Bolney Wine Estate, West Sussex
Address: Foxhole Lane, Bolney, Haywards Heath, West Sussex RH17 5NB
Bolney, another one of English wine’s pioneering wine producers, has also been in the news for the right reasons. Established in 1972, Bolney encompasses 40 acres and produces 120,000 bottles of wine, of which their Pinot Gris is noted for being the first English wine to be served in British Airways’ first class, and 2015 saw their wines also officially present at Wimbledon.

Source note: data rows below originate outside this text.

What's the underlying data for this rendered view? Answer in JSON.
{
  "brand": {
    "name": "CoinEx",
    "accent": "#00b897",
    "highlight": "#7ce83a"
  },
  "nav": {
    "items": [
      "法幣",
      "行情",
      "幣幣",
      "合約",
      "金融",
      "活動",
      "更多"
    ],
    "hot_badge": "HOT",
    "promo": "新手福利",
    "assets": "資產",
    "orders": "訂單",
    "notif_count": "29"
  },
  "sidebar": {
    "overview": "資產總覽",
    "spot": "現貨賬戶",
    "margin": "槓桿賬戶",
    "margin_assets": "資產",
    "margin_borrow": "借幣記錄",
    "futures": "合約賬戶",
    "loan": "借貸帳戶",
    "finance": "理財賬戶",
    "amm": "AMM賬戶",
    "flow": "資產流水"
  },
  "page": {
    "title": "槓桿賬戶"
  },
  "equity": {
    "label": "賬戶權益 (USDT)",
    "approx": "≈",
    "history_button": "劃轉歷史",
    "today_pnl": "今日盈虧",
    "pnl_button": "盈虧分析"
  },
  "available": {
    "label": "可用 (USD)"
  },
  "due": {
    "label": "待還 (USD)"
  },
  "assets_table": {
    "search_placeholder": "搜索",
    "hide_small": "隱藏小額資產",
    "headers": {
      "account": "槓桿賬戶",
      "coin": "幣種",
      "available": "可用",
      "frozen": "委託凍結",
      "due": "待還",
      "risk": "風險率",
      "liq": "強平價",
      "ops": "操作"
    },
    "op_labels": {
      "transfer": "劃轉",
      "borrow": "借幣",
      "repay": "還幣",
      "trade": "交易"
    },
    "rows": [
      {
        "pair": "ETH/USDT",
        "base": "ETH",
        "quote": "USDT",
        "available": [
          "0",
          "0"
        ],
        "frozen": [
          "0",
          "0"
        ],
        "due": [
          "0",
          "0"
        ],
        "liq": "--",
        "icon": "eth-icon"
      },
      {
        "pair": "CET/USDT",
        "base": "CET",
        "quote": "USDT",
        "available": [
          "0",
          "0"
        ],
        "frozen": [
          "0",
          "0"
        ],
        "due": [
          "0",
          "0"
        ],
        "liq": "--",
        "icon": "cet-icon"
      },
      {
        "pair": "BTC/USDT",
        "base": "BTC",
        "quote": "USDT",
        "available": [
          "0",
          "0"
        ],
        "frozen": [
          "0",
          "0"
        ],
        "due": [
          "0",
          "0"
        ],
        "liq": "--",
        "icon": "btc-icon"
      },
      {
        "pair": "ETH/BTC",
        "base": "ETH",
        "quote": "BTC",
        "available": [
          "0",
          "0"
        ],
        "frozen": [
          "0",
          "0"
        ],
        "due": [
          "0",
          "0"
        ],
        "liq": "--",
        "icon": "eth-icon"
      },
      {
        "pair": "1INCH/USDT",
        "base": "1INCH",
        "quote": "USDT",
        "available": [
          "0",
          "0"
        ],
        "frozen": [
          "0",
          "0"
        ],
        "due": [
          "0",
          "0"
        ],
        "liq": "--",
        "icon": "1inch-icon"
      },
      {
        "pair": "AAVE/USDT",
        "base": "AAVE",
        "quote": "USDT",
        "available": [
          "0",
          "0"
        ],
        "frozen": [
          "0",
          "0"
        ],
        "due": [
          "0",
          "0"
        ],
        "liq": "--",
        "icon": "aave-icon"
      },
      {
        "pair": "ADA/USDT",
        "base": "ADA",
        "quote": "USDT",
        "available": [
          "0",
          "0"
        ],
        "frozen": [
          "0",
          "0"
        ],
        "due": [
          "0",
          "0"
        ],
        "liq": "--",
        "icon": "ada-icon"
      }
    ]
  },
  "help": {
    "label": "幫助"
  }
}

Bolney is as proud of its still wines as it is of its sparklings, and you will find these on the shelves of Marks & Spencers, Waitrose and other leading stores. “English red wines had a terrible reputation earlier,” confessed Amy, our guide for the afternoon, “but with wine appreciation booming, English wines are picking up in popularity and our Pinot Noirs, for instance, are being judged alongside those from New Zealand and the USA. Though I agree, the positive reception of our sparkling wines have paved the way for our still wines.” Still, the Bolney Pinot Gris 2013 flew off the shelves at £16.99, and their Pinot Noir (£16.99) reflects the values of the ones from Burgundy – it’s also very popular. Their Bacchus is another hot seller. Samantha Linter is owner and winemaker of the 39 acre wine estate.
You can visit their charming little tea room cum shop, and pick up their wines at ex-winery prices.

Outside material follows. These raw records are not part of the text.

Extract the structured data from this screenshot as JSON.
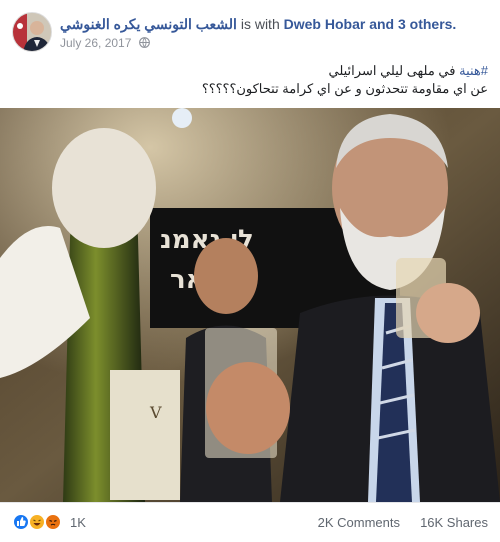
{
  "post": {
    "author": "الشعب التونسي يكره الغنوشي",
    "with_text": "is with",
    "tagged": "Dweb Hobar and 3 others.",
    "date": "July 26, 2017",
    "audience_icon": "globe-icon",
    "text_line1_hashtag": "#هنية",
    "text_line1_rest": " في ملهى ليلي اسرائيلي",
    "text_line2": "عن اي مقاومة تتحدثون و عن اي كرامة تتحاكون؟؟؟؟؟"
  },
  "photo": {
    "sign_line1": "לי נאמנ",
    "sign_line2": "אין אר"
  },
  "footer": {
    "reaction_icons": [
      "like-icon",
      "haha-icon",
      "angry-icon"
    ],
    "reaction_count": "1K",
    "comments": "2K Comments",
    "shares": "16K Shares"
  },
  "colors": {
    "link": "#365899",
    "like": "#1877f2",
    "haha": "#f7b125",
    "angry": "#e9710f"
  }
}
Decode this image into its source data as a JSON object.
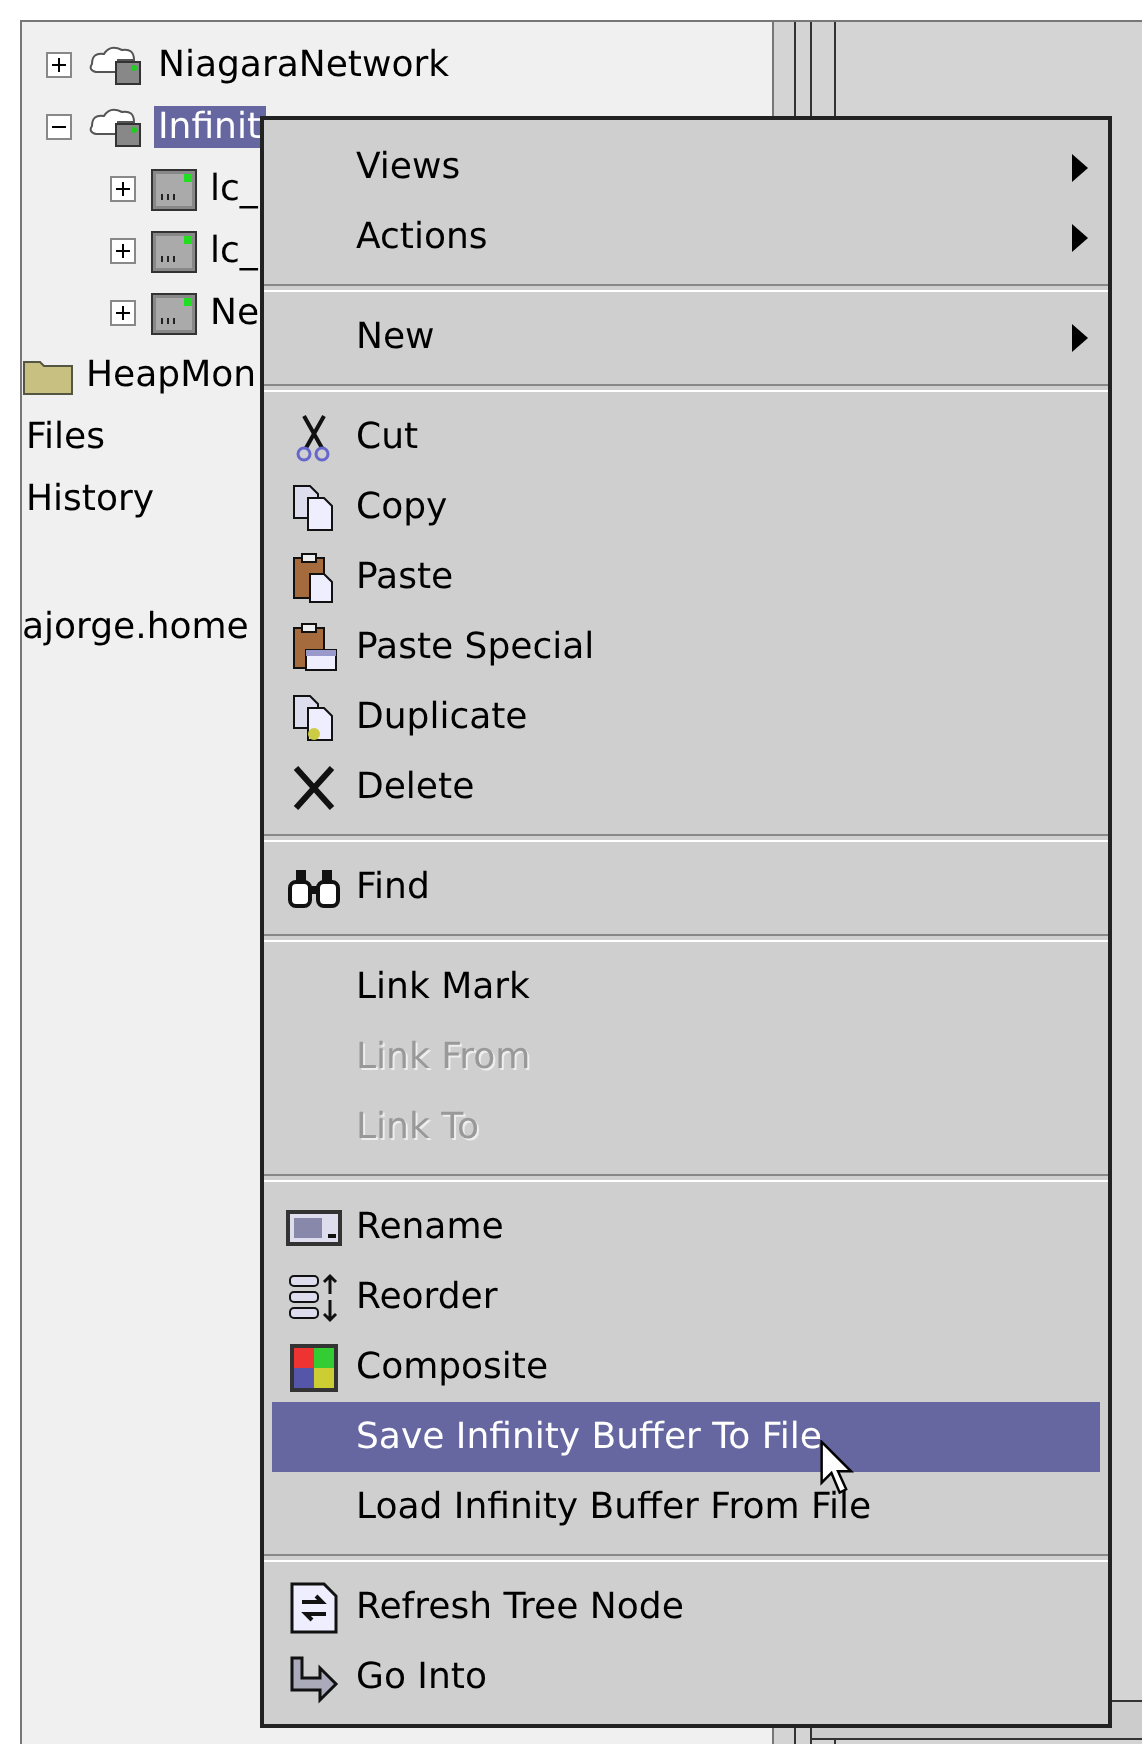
{
  "tree": {
    "items": [
      {
        "label": "NiagaraNetwork",
        "kind": "network",
        "expanded": false,
        "selected": false
      },
      {
        "label": "Infinit",
        "kind": "network",
        "expanded": true,
        "selected": true,
        "children": [
          {
            "label": "lc_",
            "kind": "device",
            "expanded": false,
            "selected": false
          },
          {
            "label": "lc_",
            "kind": "device",
            "expanded": false,
            "selected": false
          },
          {
            "label": "Ne",
            "kind": "device",
            "expanded": false,
            "selected": false
          }
        ]
      },
      {
        "label": "HeapMon",
        "kind": "folder",
        "selected": false
      },
      {
        "label": "Files",
        "kind": "plain",
        "selected": false
      },
      {
        "label": "History",
        "kind": "plain",
        "selected": false
      }
    ],
    "host": "ajorge.home"
  },
  "context_menu": {
    "sections": [
      [
        {
          "label": "Views",
          "submenu": true,
          "disabled": false,
          "selected": false
        },
        {
          "label": "Actions",
          "submenu": true,
          "disabled": false,
          "selected": false
        }
      ],
      [
        {
          "label": "New",
          "submenu": true,
          "disabled": false,
          "selected": false
        }
      ],
      [
        {
          "label": "Cut",
          "kind": "cut",
          "disabled": false,
          "selected": false
        },
        {
          "label": "Copy",
          "kind": "copy",
          "disabled": false,
          "selected": false
        },
        {
          "label": "Paste",
          "kind": "paste",
          "disabled": false,
          "selected": false
        },
        {
          "label": "Paste Special",
          "kind": "paste-special",
          "disabled": false,
          "selected": false
        },
        {
          "label": "Duplicate",
          "kind": "duplicate",
          "disabled": false,
          "selected": false
        },
        {
          "label": "Delete",
          "kind": "delete",
          "disabled": false,
          "selected": false
        }
      ],
      [
        {
          "label": "Find",
          "kind": "find",
          "disabled": false,
          "selected": false
        }
      ],
      [
        {
          "label": "Link Mark",
          "disabled": false,
          "selected": false
        },
        {
          "label": "Link From",
          "disabled": true,
          "selected": false
        },
        {
          "label": "Link To",
          "disabled": true,
          "selected": false
        }
      ],
      [
        {
          "label": "Rename",
          "kind": "rename",
          "disabled": false,
          "selected": false
        },
        {
          "label": "Reorder",
          "kind": "reorder",
          "disabled": false,
          "selected": false
        },
        {
          "label": "Composite",
          "kind": "composite",
          "disabled": false,
          "selected": false
        },
        {
          "label": "Save Infinity Buffer To File",
          "disabled": false,
          "selected": true
        },
        {
          "label": "Load Infinity Buffer From File",
          "disabled": false,
          "selected": false
        }
      ],
      [
        {
          "label": "Refresh Tree Node",
          "kind": "refresh",
          "disabled": false,
          "selected": false
        },
        {
          "label": "Go Into",
          "kind": "go-into",
          "disabled": false,
          "selected": false
        }
      ]
    ]
  }
}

Denbies Wine Estate, Surrey
Address: London Road, Dorking, Surrey, RH5 6AA
If you want an viniferously entertaining day out of London, head to Denbies Wine Estate, a 40 minute drive from Heathrow., we were told. And no wonder. One of England’s largest, and dare I say, showiest estates and winery, Denbies offers options such as rides in horse-drawn carriages, or a toy train that chugs around its 627 acres of chalky soil, 200 of which are woodlands, and including a 360 degree wraparound theatre experience and tasting which explains everything about the estate via the audio-visual medium, Denbies is more than just a winery. It’s an experience. (You can even have your wedding there, said horse-drawn carriage et al.)
Then there are the wines. Denbies wines cover 15 styles, 6 of which are sparkling, 2 red, 2 rose and 5 white wines. Their very popular Denbies Surrey Gold NV combines Ortega, Müller Thurgau and Bacchus to make a medium dry crisp wine with a ‘flinty backbone.’ “We are set exclusively on chalk soil, so the minerality and acidity in our wines is evident,” says our guide Victor, who took us around the winery and other points of interest, though the grey skies and drizzle kept us away from the vineyards. “Our wines aren’t only fruit driven but have a good balance – hand crafted with a very individualistic style.”
With their size, it’s no wonder that several different microclimates exist within the estate, and wine styles vary. Standing in their expansive cellar surrounded by rough-hewn tasting tables and carved barrels, I could have been in an old French or Italian cellar. Some excerpts from my tasting notes:
Denbies Chalk Ridge Rosé 2013: A distinctly different rosé, strawberries, garrigue and thyme on the nose with a fine underlying acidity, this is a blend of Rondo, Dornfelder (described by Victor as a “wonderfully fecund grape variety”) and Pinot Noir. Dry, good acidity, very English. £10.99.
Denbies Greenfields sparkling NV : Made from the trio of Champagne grapes, this has 50% Pinot Noir, 15% Pinot Meunier and 35% Chardonnay, this reflects its champagne characteristics. Lots of dried stone fruit and rich Xmas cake in the finish. £24.99.
Denbies Cubitt Reserve Blanc de Noir 2006 Pinot-Noir dominated with some Pinot Meunier and Chardonnay is what he referred to as their ‘pièce de resistance’. Creamy yet crisp with some nice brioche on the palate and a longish finish. £27.50.
I’m still not done visiting my short-listed vineyards. On my next visit, I really hope to do some more. Meanwhile, on your next visit to England, I would suggest giving Madame Tussaud’s and Harrods the skip and drive down to the countryside and sip some English wine.
For winery visits, booking prior appointments on the winery websites is strongly recommended.